Midterm Election's Sure Loser: Immigration Reform
Would a Republican takeover of the Senate improve the prospects that an immigration bill will get to President Barack Obama's desk? The theory is making the rounds -- and some of the people who oppose the dominant approach to immigration reform are starting to worry about it.
The theory goes like this: A lot of Republicans, having just taken full control of Congress and seeking the presidency in 2016, will want to show that they can govern. And many of them think that they need to deal with immigration, in particular, to do so. The idea is that passing a reform bill would help the party appeal to Hispanics and take the issue away from Democrats in the presidential campaign.
It could happen, but I'm skeptical.
First: It isn't clear that John Boehner and Kevin McCarthy, the top two Republicans in the House, would be willing to divide their party over this issue.
The Senate isn't the obstacle to legislative success; it passed a bill last year that would have offered a path to citizenship for illegal immigrants, expanded legal immigration and boosted security at the Mexican border. The House is widely assumed to have at least a small majority for that bill too -- but that majority, if it exists, would comprise most House Democrats and only a few Republicans. Enough Republicans oppose the bill bitterly that the House leadership hasn't scheduled a vote on it.
Are Boehner and McCarthy going to stop placating those opponents? There's no great payoff for them: Immigration is a very low-priority issue for most voters, so the praise for "governing" they'd get would mostly come from the nation's editorial pages. And the assumption that passing the bill will help Republicans appeal to Hispanics is questionable. Wouldn't those Hispanic voters motivated by the issue notice which party had actually voted for the bill and cast their ballots accordingly?
Second: Are we sure that the House will still have a majority for the immigration bill next year? The momentum in the midterm elections seems to be on the side of its opponents. A lot of Republicans drew the lesson from Representative Eric Cantor's surprise primary defeat that backing the bill is risky.
Third: Unilateral action by the president on immigration could further decrease the likelihood of action. In 2012, the Obama administration, seeking to keep congressional Republicans from getting a bipartisan victory on the issue, granted an executive-branch amnesty to people who came here illegally as minors. White House officials have been talking about granting a more sweeping amnesty after the next elections. Unilateral action will deeply anger even those Republicans who favor the bill, and enrage those who oppose it. Republicans are going to be even less eager to work with the administration on immigration afterward.
A bill along the lines of the one the Senate passed has been consistently favored by business groups, unions, editorialists and both parties' leaders for years.
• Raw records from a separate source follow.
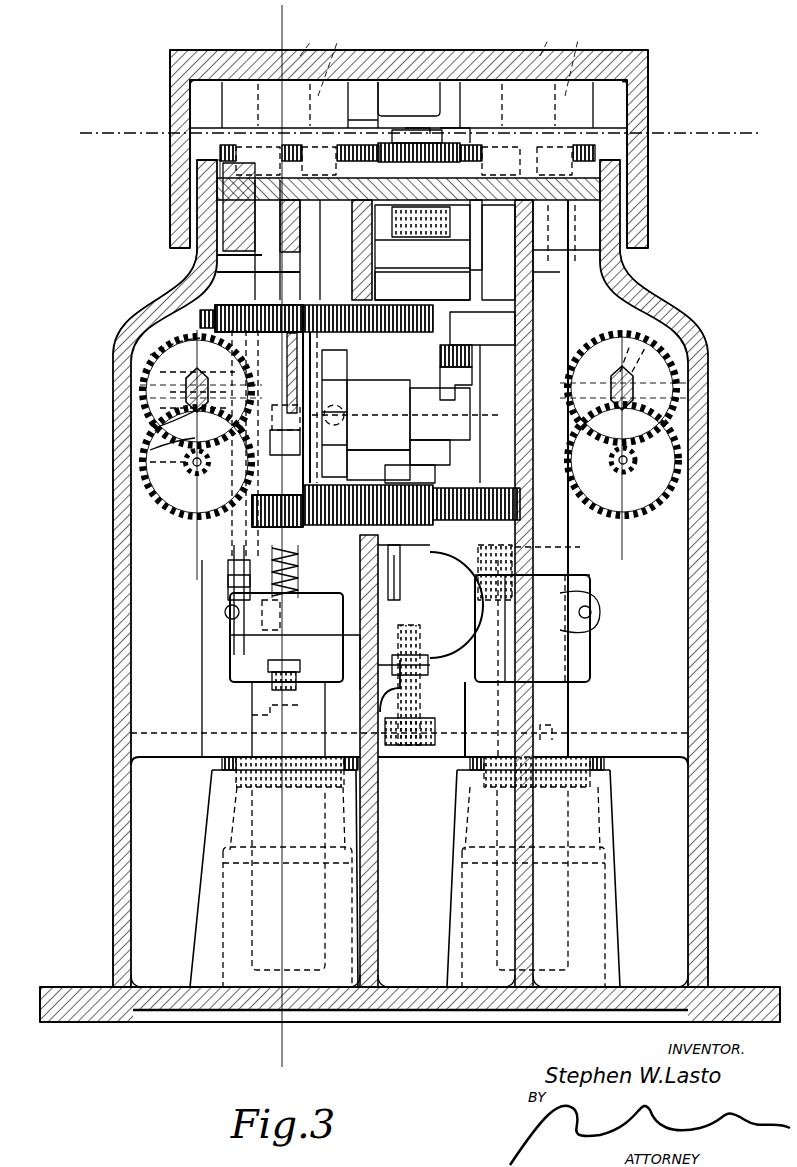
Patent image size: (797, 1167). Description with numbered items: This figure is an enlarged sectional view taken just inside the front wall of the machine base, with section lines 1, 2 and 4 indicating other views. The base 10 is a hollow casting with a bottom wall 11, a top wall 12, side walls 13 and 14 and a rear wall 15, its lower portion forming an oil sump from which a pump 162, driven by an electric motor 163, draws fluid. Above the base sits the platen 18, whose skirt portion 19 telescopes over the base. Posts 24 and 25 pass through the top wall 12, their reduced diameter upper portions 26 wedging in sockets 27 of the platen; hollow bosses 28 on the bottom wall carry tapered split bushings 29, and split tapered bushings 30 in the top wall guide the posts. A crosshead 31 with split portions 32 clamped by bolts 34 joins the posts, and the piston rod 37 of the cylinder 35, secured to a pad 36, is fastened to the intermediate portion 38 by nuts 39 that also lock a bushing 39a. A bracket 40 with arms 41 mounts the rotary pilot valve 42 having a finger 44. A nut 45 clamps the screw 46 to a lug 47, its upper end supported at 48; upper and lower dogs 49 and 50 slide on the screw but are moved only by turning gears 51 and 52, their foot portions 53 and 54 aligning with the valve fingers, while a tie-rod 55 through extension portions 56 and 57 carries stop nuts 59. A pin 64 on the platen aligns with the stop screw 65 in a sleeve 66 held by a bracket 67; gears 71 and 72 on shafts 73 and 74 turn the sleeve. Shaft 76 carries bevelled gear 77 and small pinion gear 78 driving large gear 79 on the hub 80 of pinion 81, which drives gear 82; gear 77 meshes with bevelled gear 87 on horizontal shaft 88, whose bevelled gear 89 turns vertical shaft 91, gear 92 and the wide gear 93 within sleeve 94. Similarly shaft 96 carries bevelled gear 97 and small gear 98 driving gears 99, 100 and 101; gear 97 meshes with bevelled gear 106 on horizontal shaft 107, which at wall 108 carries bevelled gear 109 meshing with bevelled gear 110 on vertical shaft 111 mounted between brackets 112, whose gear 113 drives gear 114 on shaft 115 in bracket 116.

The section line 1- 1 is at (276, 18).
The section line 2- 2 is at (274, 33).
The section line 4- 4 is at (91, 125).
The base 10 is at (722, 644).
The bottom wall 11 is at (420, 1012).
The top wall 12 is at (592, 190).
The side wall 13 is at (112, 693).
The side wall 14 is at (709, 692).
The rear wall 15 is at (409, 708).
The platen 18 is at (661, 61).
The skirt portion 19 is at (168, 184).
The post 24 is at (254, 710).
The post 25 is at (566, 714).
The reduced diameter upper portion 26 is at (429, 32).
The socket 27 is at (454, 52).
The hollow boss 28 is at (202, 898).
The tapered split bushing 29 is at (236, 816).
The split tapered bushing 30 is at (605, 212).
The crosshead 31 is at (608, 589).
The split portion 32 is at (238, 668).
The bolt 34 is at (226, 612).
The cylinder 35 is at (534, 278).
The pad 36 is at (456, 232).
The piston rod 37 is at (420, 598).
The intermediate portion 38 is at (456, 692).
The nut 39 is at (420, 634).
The bushing 39a is at (428, 668).
The bracket 40 is at (432, 424).
The arm 41 is at (368, 458).
The rotary pilot valve 42 is at (416, 401).
The finger 44 is at (285, 456).
The nut 45 is at (266, 668).
The screw 46 is at (232, 592).
The lug 47 is at (318, 660).
The upper support 48 is at (250, 222).
The upper dog 49 is at (248, 420).
The lower dog 50 is at (302, 564).
The gear 51 is at (218, 345).
The gear 52 is at (258, 512).
The foot portion 53 is at (344, 413).
The foot portion 54 is at (362, 438).
The tie-rod 55 is at (200, 478).
The extension portion 56 is at (150, 360).
The extension portion 57 is at (270, 528).
The nut 59 is at (228, 578).
The pin 64 is at (400, 142).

Yet they've proven unable to get it enacted under just about every possible partisan configuration of power in Washington. A Republican president and a Republican Congress couldn't do it. Neither could a Republican president and a Democratic Congress, or a Democratic president and a Democratic Congress, or a Democratic president and a split Congress.
My bet is that the pattern continues next year, under a Democratic president and a Republican Congress.